Historically, Mecca has been struck by multiple epidemics due to the convergence of people from across the Muslim world. During the 1821 haj, 20,000 pilgrims died from cholera, according to the medical journal The Lancet. Another cholera outbreak in 1865 killed 15,000 of the 90,000 haj pilgrims that year, plus a further 200,000 people worldwide as the outbreak spread. The haj has been suspended about 40 times in its history, most recently in the 1850s due to a series of epidemics.

Saudi’s National Transformation Program says the kingdom will invest 171.5 billion riyals ($45.7 billion) in tourism infrastructure by 2020, setting a target to raise tourism spending to 174.8 billion riyals this year.

“Infrastructure work in Mecca around haj has been a constant in Saudi Arabia. Almost every king has worked on the expansion,” said Yasmine Farouk, Associate Professor at Cairo University and Visiting Scholar at the Carnegie Endowment for International Peace.

“Even if the financial return isn’t immediate, this is one sector where you can bet on the future because you know it’ll always be a source of revenue unless you have exceptional circumstances like right now.”

Mecca had around 41,100 hotel rooms as of the first quarter of 2020, up from 27,000 at the end of 2012, according to data from hospitality research firm STR. From 2012-19, annual occupancy levels have ranged from 59.4 percent to 66.1 percent, falling to 52.3 percent in the first three months of this year. These figures suggest that a sizeable portion of rooms lie idle for much of the year, with such large capacity only really required during the haj. Average room rates have also declined as more mid-market hotels were completed.

Saudi’s government is spending more than $25 billion expanding Mecca’s Grand Mosque and Medina’s Prophet Mosque, according to MEED. Mecca’s under-construction metro system will cost a combined around $11.5 billion, MEED estimates. In 2018, the $6.7 billion high-speed Mecca to Medina railway opened.

Saudi tourism plans

“Expanding tourism - religious and secular - is a key part of Saudi’s plans to reduce its reliance on hydrocarbons,” said Monica Malik, Chief Economist at Abu Dhabi Commercial Bank. “Now with lower oil prices, we can expect to see slower progress in building of new tourism infrastructure, but religious pilgrims have always been the key driver of tourism and demand for associated services.”

In 2018, tourism revenue totalled 141.5 billion riyals, official data shows, and accounted for 7.3 percent of Saudi’s nominal non-oil GDP that year, according to Zawya calculations.
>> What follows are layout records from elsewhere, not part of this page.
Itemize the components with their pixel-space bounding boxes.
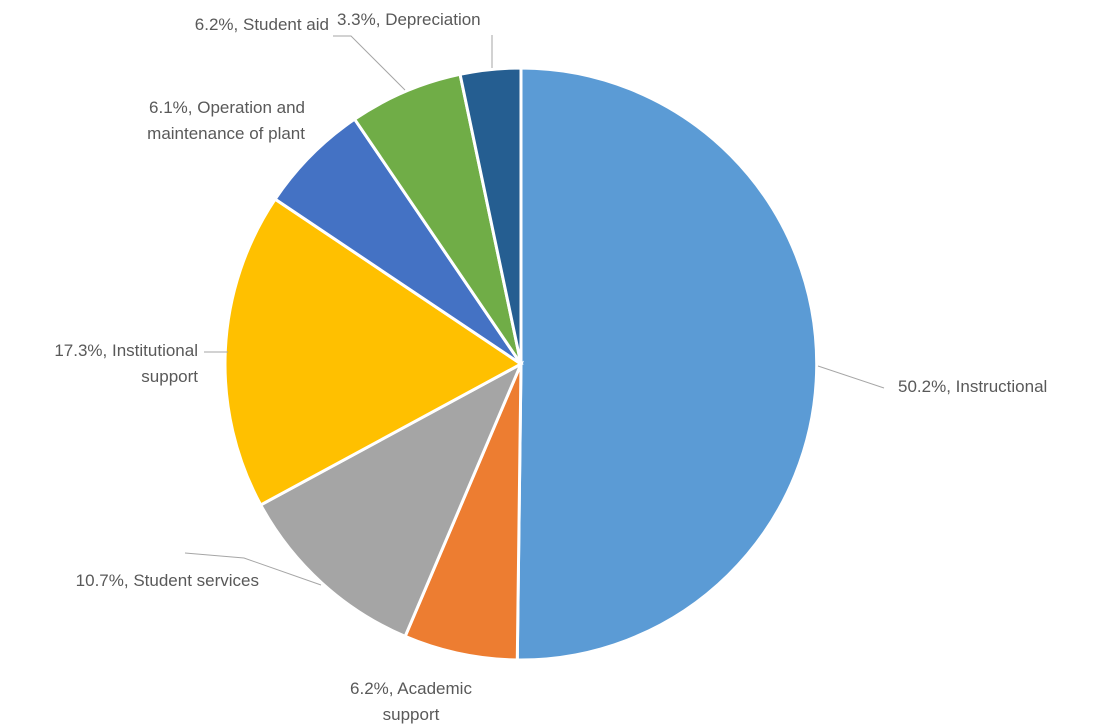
data-label-line: maintenance of plant xyxy=(147,124,305,143)
pie-slices xyxy=(223,66,819,662)
leader-line-instructional xyxy=(817,365,885,389)
data-label-student-services: 10.7%, Student services xyxy=(76,571,259,590)
slice-student-services xyxy=(258,360,525,639)
leader-line-student-services xyxy=(184,552,322,586)
data-label-academic-support: 6.2%, Academic support xyxy=(350,679,472,724)
data-label-line: support xyxy=(141,367,198,386)
data-label-line: 6.1%, Operation and xyxy=(149,98,305,117)
data-label-depreciation: 3.3%, Depreciation xyxy=(337,10,481,29)
data-label-line: 50.2%, Instructional xyxy=(898,377,1047,396)
leader-line-student-aid xyxy=(333,35,406,91)
data-label-operation-and-maintenance-of-plant: 6.1%, Operation and maintenance of plant xyxy=(147,98,305,143)
data-label-institutional-support: 17.3%, Institutional support xyxy=(54,341,198,386)
slice-student-aid xyxy=(352,72,523,365)
leader-lines xyxy=(184,35,885,586)
data-label-line: 6.2%, Student aid xyxy=(195,15,329,34)
data-label-line: 6.2%, Academic xyxy=(350,679,472,698)
slice-depreciation xyxy=(458,66,523,365)
data-label-student-aid: 6.2%, Student aid xyxy=(195,15,329,34)
data-label-line: 17.3%, Institutional xyxy=(54,341,198,360)
slice-academic-support xyxy=(403,363,523,662)
data-label-line: support xyxy=(383,705,440,724)
data-label-line: 3.3%, Depreciation xyxy=(337,10,481,29)
data-label-instructional: 50.2%, Instructional xyxy=(898,377,1047,396)
data-label-line: 10.7%, Student services xyxy=(76,571,259,590)
slice-instructional xyxy=(515,66,819,662)
slice-institutional-support xyxy=(223,197,524,508)
data-labels: 50.2%, Instructional 6.2%, Academic suppor… xyxy=(54,10,1047,724)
Religious tourism revenue provided 78.9 billion riyals, or 55 percent, of total tourism revenue. Of this, foreign pilgrims arriving from abroad generated 68.8 billion riyals, underlining the importance of the haj and umrah to Saudi’s hospitality sector.

“The symbolic effect of cancelling the haj would be huge, but from an economic perspective tourism plays a relatively small part in Saudi’s GDP,” said Christopher Payne, Chief Economist at Peninsula Real Estate. “The case for mass tourism in Saudi has yet to be proven.”

Yet the sector is a major employer, with a workforce of 552,556 as of 2018. And cancelling the haj would further reduce state revenue and worsen Saudi’s swelling budget deficit. In the first quarter of 2020, government income fell 22 percent year-on-year to 192 billion riyals, according to a note from Jadwa Investment. Jadwa forecasts Saudi’s 2020 budget deficit will be 422 billion riyals, or 15.7 percent of GDP.